Tomasz Wandas, Fronda.pl: Musimy budować oszczędności, a z nich inwestycje – powiedział wicepremier Morawiecki. Co to oznacza w praktyce? Skąd ten postulat?

Jerzy Kwieciński, wiceminister w Ministerstwie Rozwoju: Jednym ze znaczących celów naszej strategii jest zwiększenie stopy inwestycji. W tej chwili wynosi ona poniżej 20% w odniesieniu do produktu krajowego brutto, celem jest próg poniżej 25%. Wszystkie kraje, które osiągnęły wysoki poziom rozwoju miały taki okres kiedy inwestowały na poziomie 25 czy 30%, a niektóre kraje Azjatyckie, te tygrysy takie jak Korea – inwestowały jeszcze więcej gdyż około 35% w stosunku do produktu krajowego brutto.

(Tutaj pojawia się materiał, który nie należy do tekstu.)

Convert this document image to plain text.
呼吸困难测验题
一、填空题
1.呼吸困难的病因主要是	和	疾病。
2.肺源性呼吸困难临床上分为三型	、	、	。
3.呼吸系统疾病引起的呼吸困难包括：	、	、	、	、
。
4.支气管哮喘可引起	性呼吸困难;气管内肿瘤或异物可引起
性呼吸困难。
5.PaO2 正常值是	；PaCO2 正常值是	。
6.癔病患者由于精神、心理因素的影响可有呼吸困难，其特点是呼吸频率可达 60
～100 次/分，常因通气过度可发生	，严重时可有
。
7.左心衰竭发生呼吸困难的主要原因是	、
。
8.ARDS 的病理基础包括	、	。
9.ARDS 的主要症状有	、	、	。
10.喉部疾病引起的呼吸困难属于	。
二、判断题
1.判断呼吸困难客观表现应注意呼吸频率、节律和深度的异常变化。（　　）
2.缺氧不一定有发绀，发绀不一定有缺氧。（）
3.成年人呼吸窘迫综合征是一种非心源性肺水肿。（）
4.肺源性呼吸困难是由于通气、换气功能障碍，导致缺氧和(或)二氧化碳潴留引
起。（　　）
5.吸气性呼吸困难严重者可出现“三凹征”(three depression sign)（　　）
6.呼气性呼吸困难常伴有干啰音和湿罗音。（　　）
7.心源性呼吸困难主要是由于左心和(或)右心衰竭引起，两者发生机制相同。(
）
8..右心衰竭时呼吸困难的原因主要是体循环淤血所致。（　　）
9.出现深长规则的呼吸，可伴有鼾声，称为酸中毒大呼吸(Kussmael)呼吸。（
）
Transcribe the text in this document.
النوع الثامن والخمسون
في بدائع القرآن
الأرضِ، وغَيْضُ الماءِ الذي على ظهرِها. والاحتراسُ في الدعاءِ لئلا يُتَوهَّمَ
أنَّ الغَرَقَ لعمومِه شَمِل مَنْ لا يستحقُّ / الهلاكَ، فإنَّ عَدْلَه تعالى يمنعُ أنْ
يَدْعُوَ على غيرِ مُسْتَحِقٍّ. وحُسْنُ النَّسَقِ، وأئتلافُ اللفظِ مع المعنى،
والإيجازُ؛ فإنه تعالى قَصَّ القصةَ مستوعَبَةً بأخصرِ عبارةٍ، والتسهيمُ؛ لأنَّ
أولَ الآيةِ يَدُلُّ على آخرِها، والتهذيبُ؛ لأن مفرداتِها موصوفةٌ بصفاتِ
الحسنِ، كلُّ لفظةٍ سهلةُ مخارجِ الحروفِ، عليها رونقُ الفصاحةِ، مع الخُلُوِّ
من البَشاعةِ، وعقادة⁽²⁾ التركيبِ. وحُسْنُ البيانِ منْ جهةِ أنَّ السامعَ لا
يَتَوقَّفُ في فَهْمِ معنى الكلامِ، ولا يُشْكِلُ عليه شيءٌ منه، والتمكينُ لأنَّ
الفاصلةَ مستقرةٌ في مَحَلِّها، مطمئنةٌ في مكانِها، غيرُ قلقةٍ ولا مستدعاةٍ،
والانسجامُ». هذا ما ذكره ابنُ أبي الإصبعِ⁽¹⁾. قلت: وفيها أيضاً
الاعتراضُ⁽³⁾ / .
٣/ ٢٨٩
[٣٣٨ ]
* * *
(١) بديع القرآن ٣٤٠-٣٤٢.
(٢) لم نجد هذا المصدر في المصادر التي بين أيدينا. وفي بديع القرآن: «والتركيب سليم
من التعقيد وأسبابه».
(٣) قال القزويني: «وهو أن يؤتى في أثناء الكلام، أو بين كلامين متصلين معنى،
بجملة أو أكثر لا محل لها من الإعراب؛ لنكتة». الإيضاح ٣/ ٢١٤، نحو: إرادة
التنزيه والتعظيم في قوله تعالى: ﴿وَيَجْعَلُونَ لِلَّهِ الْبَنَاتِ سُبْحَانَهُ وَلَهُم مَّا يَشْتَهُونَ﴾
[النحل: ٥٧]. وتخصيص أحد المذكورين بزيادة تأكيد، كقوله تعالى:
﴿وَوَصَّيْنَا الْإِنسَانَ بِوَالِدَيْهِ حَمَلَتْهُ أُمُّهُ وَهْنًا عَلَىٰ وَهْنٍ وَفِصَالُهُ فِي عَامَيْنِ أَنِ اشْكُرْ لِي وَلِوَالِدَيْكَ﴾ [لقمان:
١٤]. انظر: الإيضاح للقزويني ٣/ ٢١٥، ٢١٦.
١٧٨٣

Czy ten plan nie wiąże się ściśle z próbą zmiany w systemie emerytalnym w Polsce? Jak należałoby zwiększyć poziom tych inwestycji? 

Aby zwiększyć stopień inwestycji – musimy mieć z czego te inwestycje finansować. Dotychczas w bardzo dużym stopniu opieraliśmy się na inwestycjach zagranicznych – wypływały one z oszczędności, które były gromadzone za granicą, a nie z naszych własnych oszczędności. Stopa inwestycji w Polsce jest niższa aniżeli w naszych krajach sąsiednich (w Czechach, a nawet na Słowacji). Musimy dziś zmienić nastawienie społeczeństwa do oszczędzania – inwestycje będziemy mogli zwiększyć poprzez zwiększenie stopy oszczędzania przez społeczeństwo. Bardzo ważnym instrumentem do zwiększenia tej stopy będą działania związane z programami emerytalnymi. Te oszczędności, które są przeznaczane na przyszłe emerytury stanowią źródło finansowania inwestycji.

Eksperci co do problemu emerytur są podzieleni, jedni twierdzą, że jedynym rozwiązaniem będą emerytury obywatelskie, a drudzy, że wręcz przeciwnie – tylko pogorszą one sprawę. Jak ta sprawa ma się do rozwoju Polski i do waszych planów inwestowania z oszczędności? I czy faktycznie jest tak, jak mówią eksperci, że powinniśmy już dziś zacząć oszczędzać na emerytury?

Jeżeli chcemy mieć pieniądze na starość – a widać coraz wyraźniej, że żyjemy coraz dłużej i coraz mniej się nas rodzi - to oczywiście powinniśmy oszczędzać. Powinniśmy też zadbać o polepszenie kryzysu demograficznego. Koszty ponoszone na rzecz starzejącego się społeczeństwa będą niewątpliwie rosły – a nie jest tajemnicą, że osób z roku na rok będzie przybywać. Powinniśmy zatem zdecydowanie lepiej przygotowywać się na naszą starość. Z tego punktu widzenia takie instrumenty jak instrumenty finansowania naszych emerytur są dla nas bardzo ważne. Z drugiej strony, tak jak wspomniałem środki gromadzone na nasze emerytury stanowią jednocześnie kapitał do inwestowania długoterminowego.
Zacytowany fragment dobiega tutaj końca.